Data mining often requires data integration—the merging of data from multiple data stores. Careful integration can help reduce and avoid redundancies and inconsistencies in the resulting data set. This can help improve the accuracy and speed of the subsequent data mining process. Data Integration is a data preprocessing technique that merges the data from multiple heterogeneous data sources into a coherent data store. Data integration may involve inconsistent data and therefore needs data cleaning Data Integration is the process of integrating data from multiple sources and has a single view over all these sources.
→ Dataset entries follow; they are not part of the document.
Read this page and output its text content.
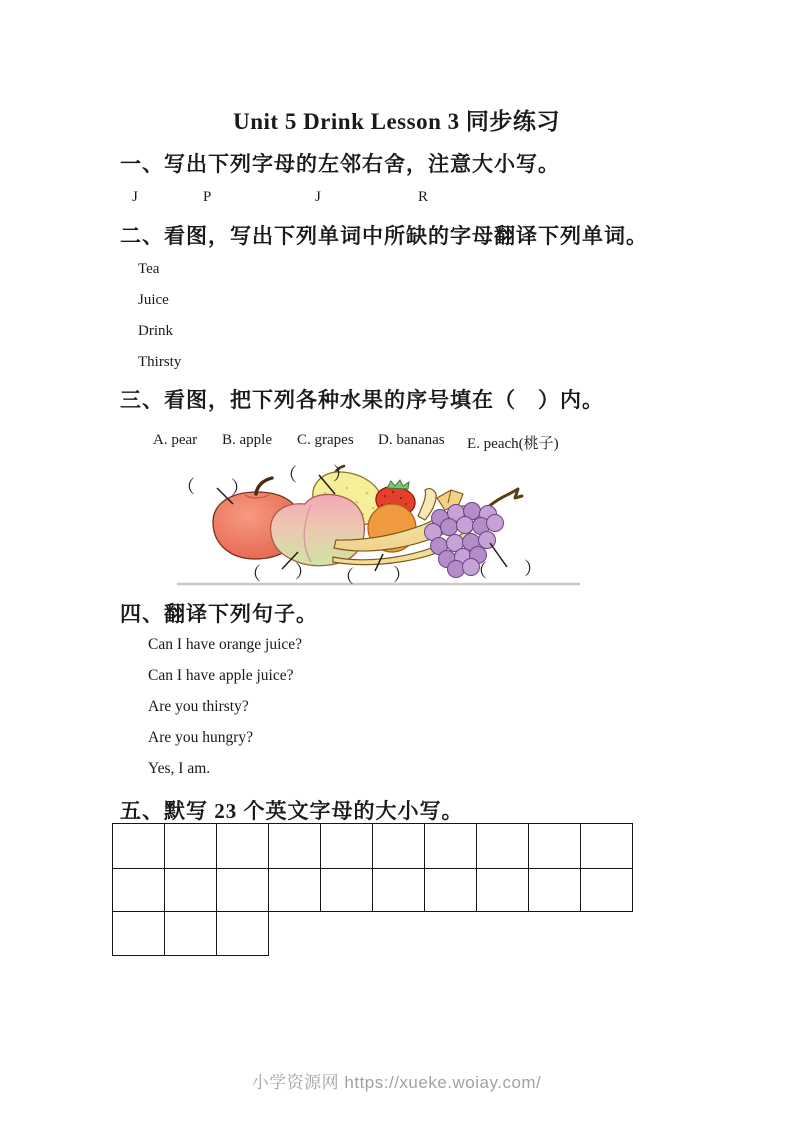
Unit 5 Drink Lesson 3 同步练习
一、写出下列字母的左邻右舍，注意大小写。
J	P	J	R
二、看图，写出下列单词中所缺的字母翻译下列单词。
Tea
Juice
Drink
Thirsty
三、看图，把下列各种水果的序号填在（　）内。
A. pear B. apple C. grapes D. bananas E. peach(桃子)
（ ）
（ ）
（ ） （ ）	（ ）
四、翻译下列句子。
Can I have orange juice?
Can I have apple juice?
Are you thirsty?
Are you hungry?
Yes, I am.
五、默写 23 个英文字母的大小写。

小学资源网 https://xueke.woiay.com/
Data integration can be physical or virtual.

• Data Integration-Combines data from multiples sources into a single data store.
• Schema integration-Integrate metadata from different sources
• Entity identification problem-Identify real-world entities from multiple data sources
• Detecting and resolving data value conflicts-For the same real-world entity, attribute values from different sources are different
• Handling Redundancy in Data Integration

### Data Transformation

Data transformation is the process of converting data from one format or structure into another format or structure. In this preprocessing step, the data are transformed or consolidated so that the resulting mining process may be more efficient, and the patterns found may be easier to understand.
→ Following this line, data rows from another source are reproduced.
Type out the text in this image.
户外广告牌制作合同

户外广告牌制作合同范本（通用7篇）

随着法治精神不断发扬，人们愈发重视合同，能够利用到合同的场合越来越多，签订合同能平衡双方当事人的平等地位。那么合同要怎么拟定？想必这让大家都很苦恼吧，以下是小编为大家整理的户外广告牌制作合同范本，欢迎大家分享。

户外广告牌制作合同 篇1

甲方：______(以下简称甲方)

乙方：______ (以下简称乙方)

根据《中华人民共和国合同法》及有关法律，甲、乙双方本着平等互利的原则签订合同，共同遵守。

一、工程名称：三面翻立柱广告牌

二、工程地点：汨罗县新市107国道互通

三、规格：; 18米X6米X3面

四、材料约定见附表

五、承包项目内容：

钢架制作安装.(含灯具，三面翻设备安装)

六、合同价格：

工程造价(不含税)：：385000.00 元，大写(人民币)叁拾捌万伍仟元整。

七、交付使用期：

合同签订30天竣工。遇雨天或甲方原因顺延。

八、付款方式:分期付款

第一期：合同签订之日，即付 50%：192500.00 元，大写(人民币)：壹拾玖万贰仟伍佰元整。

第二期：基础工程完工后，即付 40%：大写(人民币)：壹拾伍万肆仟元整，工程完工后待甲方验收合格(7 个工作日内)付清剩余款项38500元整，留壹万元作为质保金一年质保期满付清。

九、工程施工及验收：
In data transformation, the data are transformed or consolidated into forms appropriate for mining. Strategies for data transformation include the following:

• Smoothing, this works to remove noise from the data. Techniques include binning, regression, and clustering.
• Attribute construction (or feature construction), where new attributes are constructed and added from the given set of attributes to help the mining process.
• Aggregation, where summary or aggregation operations are applied to the data. For example, the daily sales data may be aggregated so as to compute monthly and annual total amounts. This step is typically used in constructing a data cube for data analysis at multiple abstraction levels.
• Normalization, where the attribute data are scaled so as to fall within a smaller range, such as −1.0 to 1.0, or 0.0 to 1.0. 5.
• Discretization, where the raw values of a numeric attribute (e.g., age) are replaced by interval labels (e.g., 0–10, 11–20, etc.) or conceptual labels (e.g., youth, adult, senior). The labels, in turn, can be recursively organized into higher-level concepts, resulting in a concept hierarchy for the numeric attribute.
• Concept hierarchy generation for nominal data, where attributes such as street can be generalized to higher-level concepts, like city or country. Many hierarchies for nominal attributes are implicit within the database schema and can be automatically defined at the schema definition level.

### Data Reduction

A database/data warehouse may store terabytes of data and to perform complex analysis on such a voluminous data may take very long time on the complete data set. Therefore, data reduction is used to obtain a reduced representation of the data set that is much smaller in volume but yet produces the same analytical results. Data reduction is the transformation of numerical or alphabetical digital information derived empirically or experimentally into a corrected, ordered, and simplified form

Data reduction Strategies:

• Data Compression
• Dimensionality reduction
• Discretization and concept hierarchy generation
• Numerosity reduction
• Data cube aggregation.

### References

[1] Tomar, Divya, and Sonali Agarwal, “A survey on pre-processing and post-processing techniques in data mining”, International Journal of Database Theory and Application 7, no. 4 (2014): pp. 99-128.